How to show insecure content in iframe

Question

In short , I'm developing a google chrome extension , when I add any url starting with http:// to source attribute to an iframe, I get a message like :

[blocked] The page at 'https://www.facebook.com/' was loaded over HTTPS, but ran insecure content from 'http://youtu.be/m0QxDjRdIq4': this content should also be loaded over HTTPS.

and I don't see the content in the iframe ! so how can I overcome this ?

what I want to achieve is that : I hide facebook adds , and in its place I added an iframe instead, I detect when the mouse is hovering over a link contained in a post, then I want to show the link's content in an iframe.

What are my possible alternatives? I don't need to enable showing insecure content in chrome because it is a chrome extension that I will publish!

Answer 1

First and stupid way: change http in link on https. But youtube and I think many other sites don't allow to show their content in iframes. try it and you get Refused to display 'link' in a frame because it set 'X-Frame-Options' to 'SAMEORIGIN'.

Second and at least stupid way: remove protocol from link, like //youtu.be/m0QxDjRdIq4 and you get protocol, that on this page. But a situation similar to the previous.

Third way for youtube only: you can generate iframe with src like //www.youtube.com/embed/m0QxDjRdIq4 and user can see the video.

Fourth way, not for all sites: use site API's - not a best solution, but like a option.

Fifth way, but impossible (I think): try to get page's content with javascript and regenerate it in way, that you need.

Sixth way, needs powerfull server: create an service on your server, which will download pages and resend it to users. One problem - linear dependence server's power of requests.

Seventh way, I forgot that it's extension: you can open link in another tab/window, get it content, close tab/window and show content in tab that you need.

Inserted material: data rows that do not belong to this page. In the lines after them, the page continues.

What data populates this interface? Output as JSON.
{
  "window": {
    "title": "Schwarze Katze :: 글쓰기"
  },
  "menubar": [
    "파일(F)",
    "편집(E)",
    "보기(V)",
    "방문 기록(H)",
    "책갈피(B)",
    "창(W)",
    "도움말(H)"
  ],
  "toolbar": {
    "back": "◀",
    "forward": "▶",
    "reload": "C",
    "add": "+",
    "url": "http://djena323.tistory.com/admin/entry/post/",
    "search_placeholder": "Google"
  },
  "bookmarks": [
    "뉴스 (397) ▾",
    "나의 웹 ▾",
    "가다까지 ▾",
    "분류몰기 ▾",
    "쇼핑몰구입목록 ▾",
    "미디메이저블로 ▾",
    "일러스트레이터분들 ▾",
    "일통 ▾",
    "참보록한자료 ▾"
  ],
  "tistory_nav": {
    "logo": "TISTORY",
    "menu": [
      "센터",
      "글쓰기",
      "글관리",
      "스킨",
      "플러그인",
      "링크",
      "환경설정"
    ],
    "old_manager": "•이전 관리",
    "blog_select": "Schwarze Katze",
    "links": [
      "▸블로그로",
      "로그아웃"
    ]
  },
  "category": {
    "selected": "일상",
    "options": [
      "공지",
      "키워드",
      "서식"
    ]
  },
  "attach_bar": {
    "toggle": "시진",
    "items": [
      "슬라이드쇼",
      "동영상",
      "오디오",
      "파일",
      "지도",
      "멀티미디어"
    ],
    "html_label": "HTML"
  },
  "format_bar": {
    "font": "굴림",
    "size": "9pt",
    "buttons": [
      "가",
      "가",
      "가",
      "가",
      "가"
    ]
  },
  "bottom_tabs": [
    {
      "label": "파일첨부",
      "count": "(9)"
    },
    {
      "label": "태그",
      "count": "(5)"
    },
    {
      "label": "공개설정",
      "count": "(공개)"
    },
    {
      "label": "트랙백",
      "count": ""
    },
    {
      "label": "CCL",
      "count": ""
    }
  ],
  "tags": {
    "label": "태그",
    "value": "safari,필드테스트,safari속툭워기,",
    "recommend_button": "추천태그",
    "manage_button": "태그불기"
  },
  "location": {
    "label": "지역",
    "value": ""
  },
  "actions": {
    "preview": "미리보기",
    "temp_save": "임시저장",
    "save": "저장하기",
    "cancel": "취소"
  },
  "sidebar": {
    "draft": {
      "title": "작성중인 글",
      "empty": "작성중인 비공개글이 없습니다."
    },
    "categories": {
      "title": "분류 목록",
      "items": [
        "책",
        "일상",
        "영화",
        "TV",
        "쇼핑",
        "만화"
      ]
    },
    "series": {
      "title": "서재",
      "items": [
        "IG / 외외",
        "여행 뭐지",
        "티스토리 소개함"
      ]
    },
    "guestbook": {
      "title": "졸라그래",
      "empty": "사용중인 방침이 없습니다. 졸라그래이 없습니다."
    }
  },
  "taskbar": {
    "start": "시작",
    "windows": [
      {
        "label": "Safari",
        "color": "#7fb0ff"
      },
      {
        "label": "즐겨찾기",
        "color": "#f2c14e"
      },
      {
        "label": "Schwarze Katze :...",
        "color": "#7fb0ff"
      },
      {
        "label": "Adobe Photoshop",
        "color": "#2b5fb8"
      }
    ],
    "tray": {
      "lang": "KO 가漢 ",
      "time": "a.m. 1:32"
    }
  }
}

Eigth way, the best, I think: use YAHOO yql like this:

$.getJSON("https://query.yahooapis.com/v1/public/yql?q=select"  
          +"* from html where url='youtube.com/watch?v=m0QxDjRdIq4'"  
          +"&format=json&diagnostics=true&callback=?"  
  , function (data, textStatus, jqxhr) {  
    // process data  
  }  
}  

Demo on jsFiddle

Answer 2

It seems that the security limit is strict, so we need a way to work around that.

What if you could load the page using other means than an <iframe> and insert it into the page afterwards? There are multiple ways to do that, ranging from more practical to less realistic.

1. You can use the Chrome captureVisibleTab API to generate a screenshot of a website as an image, exactly what you need. It sounds like you need a visible tab to use this API, but you can actually specify any Chrome window as a target and you can create Chrome windows unfocused and hidden behind the edge of the screen.

2. If captureVisibleTab provides trouble in step 2, there is also pageCapture API to get an entire page as a single content object.

3. You can also use a server to create screenshots. Serve a simple application over HTTPS that uses PhantomJS to create a screenshot. An advantage of this approach is your server is likely to be much faster at screenshot generation. The disadvantage is you need to pay for the server.

4. You could also use xhr in your extension background process (which is not limited by the security limitation) to get the HTML. This wouldn't get any resources, but that could be a beneficial thing if you want a very quick if inaccurate screenshot. Just load HTML, parse and detect links to stylesheets, download them and inject those stylesheets into the HTML as <style> tags. The resulting HTML can be injected to the <iframe> manually. You could even inject scripts and images this way, but that would be harder and less useful, since you need a quick screenshot of how the page looks like.

I think using built-in Chrome functionality for screenshots is the best bet, if only you can make the user experience good enough.